In that sense, it’s my imagination or The Powers That Be has something of progressive veneer?
Definitely! If I could play any kind of music, it would be something like Spiral Architect or Watchtower. But, I can’t play like that, and I’m not sure I could even write like that, and even if I could, no one else in Pharaoh would want to make that kind of music. I think we’re progressive more like Fates Warning in the mid to late 80s, or maybe Queensryche pre-Empire, or even early Forbidden, or Realm. We want to advance metal as a musical form, but we’re not out to impress people with our chops or music theory mastery. Our progressive impulses spring simply from the desire to make something new when we make a Pharaoh album.
Time seems not to pass for Aymar’s voice…?

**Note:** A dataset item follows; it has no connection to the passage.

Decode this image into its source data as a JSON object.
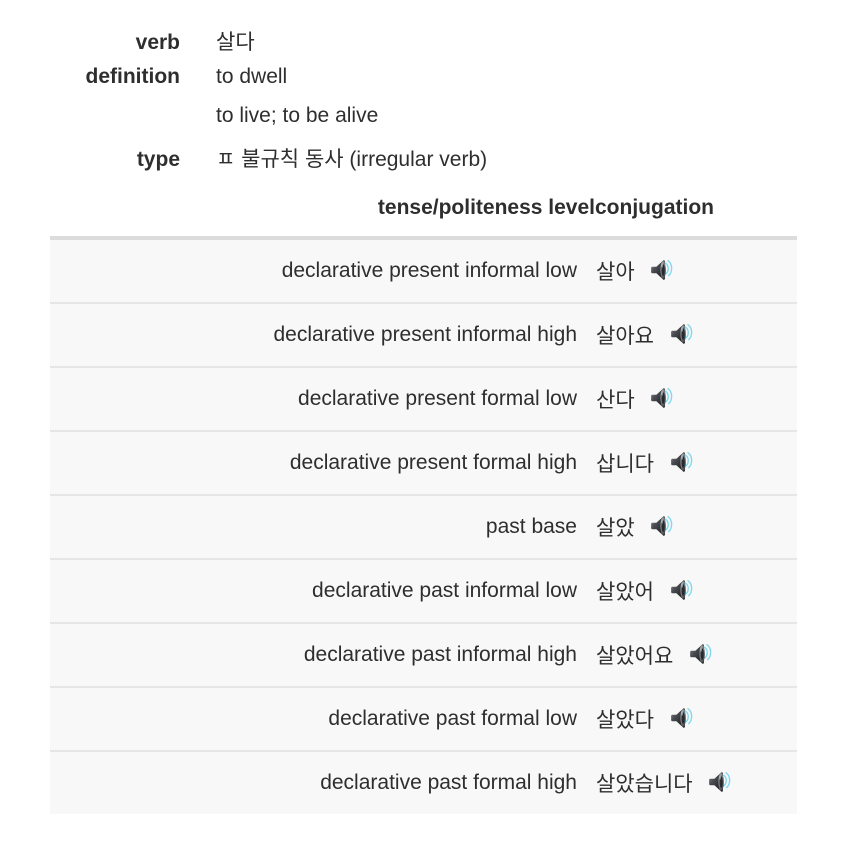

It is amazing that he can still muster that grit at his age, for sure! I’ve been working with Tim for a very long time now, and I’m quite aware of how his voice has changed, but it’s just as fair to say my guitar playing has changed, or that Chris Black’s drumming has changed. We’re human, we’re getting old like everyone else. There’s no sense in pretending we’re the same men who made After the Fire 20 years ago. There are far fewer high harmonies on this album than there were even on the last one, but the way to deal with that is not to just drop the high parts and hope no one notices. As Tim’s voice has evolved, we’ve tried to write the best melodies for his voice right now, to get creative in our vocal arrangements, and to explore new possibilities that have arisen as his voice has matured. We surely couldn’t have pulled off a track like «Waiting to Drown» in 2003!
Now that you are on fire again, there will be more material to come from Pharaoh in the future?
Yes! But then again, I say that every time, so maybe I shouldn’t be trusted. We’re not getting any younger, so hopefully our looming mortality will keep us motivated. Fingers crossed!
Oh yeaaah! Congratulations for the great work, if you wish to add something…
I’ve been on a bit of a classic Spanish metal kick lately, spinning the first few Baron Rojo albums, and a new-to-me discovery, Thor from the Basque region. Their first album is especially awesome! Unfortunately, despite using the Duolingo app daily for over 5 years to learn Spanish, I can’t understand a word. I guess I just need to move to Spain! Thanks so much for supporting Pharaoh. Stay heavy!